La jeune fille rougit légèrement.
- Mais rassurez-vous, reprit l'ambassadeur de Prusse ; je ne cours pas autant de danger que vous craignez. Dans cette conspiration, comme vous l'appelez, j'ai des amis puissants.
- Ah ! ne comptez pas sur eux, ils ne pourront rien, dit-elle.
- Vous les connaissez donc ? demanda Julius.
- J'en connais un, dit la jeune fille. Il a fait, il fera tout pour vous défendre. J'ai été témoin de ses efforts. Mais il ne peut rien. Il ne peut même pas vous dire que vous êtes découvert. Son serment le lui interdit. Heureusement que le hasard m'a mise sur la trace de ces secrets terribles, moi qui ne suis liée par aucun engagement.
Julius se demandait qui pouvait être cette jeune fille, et de quel ami elle parlait.
Tout à coup, une idée lui traversa l'esprit :
- Encore une fois, rassurez-vous, mademoiselle. à la dernière extrémité, j'en serais quitte pour faire intervenir celui qui m'a introduit dans la Charbonnerie ; il connaissait mon nom véritable.
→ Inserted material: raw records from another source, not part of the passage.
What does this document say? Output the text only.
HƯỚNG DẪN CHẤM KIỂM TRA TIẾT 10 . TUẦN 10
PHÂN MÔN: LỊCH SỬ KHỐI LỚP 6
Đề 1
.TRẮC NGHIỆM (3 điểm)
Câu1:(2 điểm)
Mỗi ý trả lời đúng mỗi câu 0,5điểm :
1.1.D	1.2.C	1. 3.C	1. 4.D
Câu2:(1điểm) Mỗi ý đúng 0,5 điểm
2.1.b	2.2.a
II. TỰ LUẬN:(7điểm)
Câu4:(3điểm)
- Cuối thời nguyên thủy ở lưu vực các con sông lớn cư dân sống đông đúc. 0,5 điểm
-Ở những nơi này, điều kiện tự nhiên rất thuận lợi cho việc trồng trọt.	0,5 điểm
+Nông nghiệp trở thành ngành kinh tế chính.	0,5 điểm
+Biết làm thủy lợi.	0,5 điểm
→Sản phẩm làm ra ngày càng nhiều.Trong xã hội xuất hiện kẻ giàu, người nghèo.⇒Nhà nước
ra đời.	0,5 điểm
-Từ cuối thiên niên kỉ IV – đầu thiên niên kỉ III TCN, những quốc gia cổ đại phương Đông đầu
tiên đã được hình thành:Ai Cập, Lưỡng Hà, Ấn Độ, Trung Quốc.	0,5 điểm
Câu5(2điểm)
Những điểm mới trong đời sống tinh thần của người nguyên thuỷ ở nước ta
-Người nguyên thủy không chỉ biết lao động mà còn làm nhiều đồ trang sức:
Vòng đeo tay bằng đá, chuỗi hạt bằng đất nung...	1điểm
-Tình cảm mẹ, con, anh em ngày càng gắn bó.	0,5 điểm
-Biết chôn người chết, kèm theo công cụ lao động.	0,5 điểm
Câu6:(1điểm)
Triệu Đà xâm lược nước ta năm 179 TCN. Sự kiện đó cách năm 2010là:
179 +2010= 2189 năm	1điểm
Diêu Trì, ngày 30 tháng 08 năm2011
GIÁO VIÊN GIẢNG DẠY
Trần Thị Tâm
- C'est l'ami dont je vous parlais, dit la jeune fille ; il se perdrait sans vous sauver.
- Ah ! je vous connais, s'écria Julius. Vous êtes Mlle Frédérique.
- Oh ! monsieur, ne le dites pas, supplia-t-elle, tremblante et presque éplorée. Si mon ami savait jamais...
- Eh bien ! il saurait que vous êtes un ange de bonté et de dévouement, comme vous êtes un ange de beauté et de grâce.
La même attraction que Frédérique avait ressentie en regardant le comte d'Eberbach, Julius la ressentit en regardant la figure de Frédérique. On eût dit qu'il y avait entre eux un lien indéfinissable. Ils se voyaient pour la première fois, et il leur semblait qu'ils s'étaient connus de tout temps. Un instinct volontaire les poussait l'un vers l'autre.
- Vous ne parlerez pas de ma visite à M. Samuel Gelb, dit-elle. Il faudrait lui expliquer que j'ai surpris un de ses secrets, et il m'en voudrait bien justement.
- Soyez tranquille, chère enfant, je vous promets le silence. C'est bien le moins que je vous doive, ajouta-t-il.
Et il la remercia avec effusion.
Soudain Frédérique tressaillit.
- écoutez, dit-elle.
Dans la pièce voisine, la voix de Lothario disait :
- Oh ! mais la consigne n'est pas pour l'ami intime de Son Excellence, pour M. Samuel Gelb. Je prends tout sur moi, et je vais frapper moi-même à la porte.
- M. Samuel Gelb ! s'écria Frédérique toute bouleversée.
On entendit la voix de Samuel.
- Comment ! vous ici, madame Trichter ?
- Que faire ? dit Frédérique.
- Voulez-vous sortir par là ? dit Julius en lui montrant une autre porte au fond du salon.
- Mais comment retrouverai-je Mme Trichter ? Comment expliquera-t-elle sa présence ?
- Laissez-moi faire, alors, dit le comte d'Eberbach.
Et il alla lui-même ouvrir à Samuel et à Lothario.